席南立刻道:“薛姑娘误会了。邻家有一青梅,我自幼同她一起长大,心甚慕之。方才我那般说,只因她未能活过豆蔻之年。”
——我喜欢的邻家妹子十三岁死了,她还是个女孩,没长成女人呢,这样能糊弄过去了吧?
匆匆解释完,席南正了正色,再对薛庄道:“话说回来,小将军,你今晚让我走,那你自己是怎么盘算的?”
薛庄听罢,倒了一杯苦酒喝下,道:“我未作任何盘算。”
闻言,席南皱了眉。
薛庄再道:“陛下是一步步削掉薛家兵权的。先父被调回帝都之后,陛下另派人过来接管了黑羽军。现下,我手上是没有兵权的,能够调度的,也就是驻守在这将军府的侍卫军。此去封山,我若带的人手过多,更惹陛下怀疑。何况……”
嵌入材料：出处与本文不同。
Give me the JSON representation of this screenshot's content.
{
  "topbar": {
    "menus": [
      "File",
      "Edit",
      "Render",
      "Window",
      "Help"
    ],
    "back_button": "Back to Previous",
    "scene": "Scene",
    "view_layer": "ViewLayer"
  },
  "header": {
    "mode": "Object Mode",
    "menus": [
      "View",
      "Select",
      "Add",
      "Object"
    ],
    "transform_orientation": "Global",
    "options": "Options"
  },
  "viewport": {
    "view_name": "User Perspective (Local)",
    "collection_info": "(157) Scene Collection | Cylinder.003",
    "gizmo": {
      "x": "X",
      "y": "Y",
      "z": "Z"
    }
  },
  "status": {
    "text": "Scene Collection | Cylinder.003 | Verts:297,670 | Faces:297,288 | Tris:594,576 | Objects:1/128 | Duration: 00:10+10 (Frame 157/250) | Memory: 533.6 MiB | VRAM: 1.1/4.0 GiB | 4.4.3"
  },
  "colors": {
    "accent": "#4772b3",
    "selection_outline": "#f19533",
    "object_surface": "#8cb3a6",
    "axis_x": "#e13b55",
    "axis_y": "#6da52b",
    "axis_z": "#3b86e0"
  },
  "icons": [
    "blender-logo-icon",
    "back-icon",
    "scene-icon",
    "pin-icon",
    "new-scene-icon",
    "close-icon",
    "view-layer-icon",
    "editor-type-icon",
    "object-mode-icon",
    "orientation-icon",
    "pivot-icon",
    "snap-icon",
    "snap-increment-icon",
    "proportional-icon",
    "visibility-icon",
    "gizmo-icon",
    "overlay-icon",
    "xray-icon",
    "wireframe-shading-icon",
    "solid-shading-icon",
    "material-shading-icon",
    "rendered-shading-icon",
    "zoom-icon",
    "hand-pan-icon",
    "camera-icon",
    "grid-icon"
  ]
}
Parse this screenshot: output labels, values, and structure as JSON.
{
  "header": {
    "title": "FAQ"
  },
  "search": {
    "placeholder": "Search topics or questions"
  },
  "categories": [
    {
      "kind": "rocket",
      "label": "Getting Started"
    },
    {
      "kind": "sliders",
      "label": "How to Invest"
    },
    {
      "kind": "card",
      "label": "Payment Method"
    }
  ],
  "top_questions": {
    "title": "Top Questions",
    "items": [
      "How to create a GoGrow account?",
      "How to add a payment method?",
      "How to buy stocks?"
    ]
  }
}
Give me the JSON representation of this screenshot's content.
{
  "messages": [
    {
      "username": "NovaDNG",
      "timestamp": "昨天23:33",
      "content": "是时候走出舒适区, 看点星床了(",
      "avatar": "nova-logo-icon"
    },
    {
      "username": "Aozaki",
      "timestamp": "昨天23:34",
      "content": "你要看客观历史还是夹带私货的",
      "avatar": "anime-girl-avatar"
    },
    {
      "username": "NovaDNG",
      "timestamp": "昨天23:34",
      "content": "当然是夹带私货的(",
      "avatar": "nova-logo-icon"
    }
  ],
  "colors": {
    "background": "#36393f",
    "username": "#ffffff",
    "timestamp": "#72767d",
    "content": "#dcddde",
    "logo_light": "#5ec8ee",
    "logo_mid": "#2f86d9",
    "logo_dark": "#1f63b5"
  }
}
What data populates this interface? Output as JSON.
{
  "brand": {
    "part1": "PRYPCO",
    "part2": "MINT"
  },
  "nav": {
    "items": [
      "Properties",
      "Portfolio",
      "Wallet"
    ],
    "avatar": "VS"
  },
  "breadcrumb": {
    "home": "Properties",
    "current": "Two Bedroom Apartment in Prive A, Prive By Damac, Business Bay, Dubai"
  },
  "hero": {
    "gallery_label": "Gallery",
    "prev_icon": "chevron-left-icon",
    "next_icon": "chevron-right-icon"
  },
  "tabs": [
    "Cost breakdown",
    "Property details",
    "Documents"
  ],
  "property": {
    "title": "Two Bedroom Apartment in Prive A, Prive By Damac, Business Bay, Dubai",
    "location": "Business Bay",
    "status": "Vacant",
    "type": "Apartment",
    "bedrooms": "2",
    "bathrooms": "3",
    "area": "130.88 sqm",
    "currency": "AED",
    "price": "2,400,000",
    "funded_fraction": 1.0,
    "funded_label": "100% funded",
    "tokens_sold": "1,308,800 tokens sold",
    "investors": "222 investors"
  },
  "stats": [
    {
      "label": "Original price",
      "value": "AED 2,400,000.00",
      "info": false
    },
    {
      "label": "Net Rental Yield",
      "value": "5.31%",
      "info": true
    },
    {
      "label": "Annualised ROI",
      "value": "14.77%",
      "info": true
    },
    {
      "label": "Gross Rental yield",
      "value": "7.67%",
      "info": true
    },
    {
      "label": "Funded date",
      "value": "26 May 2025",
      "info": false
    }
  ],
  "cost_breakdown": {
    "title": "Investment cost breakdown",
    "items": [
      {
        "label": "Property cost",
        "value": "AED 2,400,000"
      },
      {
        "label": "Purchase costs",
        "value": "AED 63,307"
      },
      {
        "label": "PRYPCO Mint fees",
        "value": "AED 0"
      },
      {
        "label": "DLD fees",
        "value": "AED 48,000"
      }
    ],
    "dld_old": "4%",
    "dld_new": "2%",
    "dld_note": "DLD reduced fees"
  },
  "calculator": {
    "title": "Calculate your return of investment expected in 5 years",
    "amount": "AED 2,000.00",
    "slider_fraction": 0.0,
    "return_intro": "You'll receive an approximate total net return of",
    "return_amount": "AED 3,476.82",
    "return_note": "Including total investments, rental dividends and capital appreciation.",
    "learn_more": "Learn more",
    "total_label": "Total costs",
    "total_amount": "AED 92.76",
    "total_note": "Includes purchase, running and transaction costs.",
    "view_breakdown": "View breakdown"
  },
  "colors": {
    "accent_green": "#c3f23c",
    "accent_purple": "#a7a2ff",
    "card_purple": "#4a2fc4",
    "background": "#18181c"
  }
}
薛庄眯了眯眼,继续道:“若有侍卫跟随我进行宫赴宴,一定会被控制住,我反倒被他们牵制。如今稍有不慎,这为数不多的侍卫军也将全军覆没。故而,我不如独自赴宴,留侍卫军在不远处做后备支援便是。”
薛秋芸紧张地问:“你独自赴宴?这不是任人宰割吗?”
“届时,我自会向陛下表明,我薛庄忠君之心,日月可鉴,从未起过反叛之心。若他不信,那我只得杀出去。凭我能为,我相信我活得下来。除此以外,本也别无他法。只是……秋芸,你要明白一件事,无论我是否能活下来,自父亲死那刻,薛家已经不能存在了。”
薛庄再望向薛秋芸,道:“我今次跟叔父说了,你们不必同我去封山。你与叔父改名换姓,能逃多远逃多远。”
薛庄语气颇有些沉重。薛秋芸也收拾起玩笑的情形,蓦地拿出了绑在腰间的鞭子,道:“今晚我来,为的就是封山赴宴一事。哥哥,我可不愿做什么矜持女子。巾帼不让须眉,我也可以保护你。这种时候我不能退缩。我要随你去封山护你平安。我随护卫军接应你!”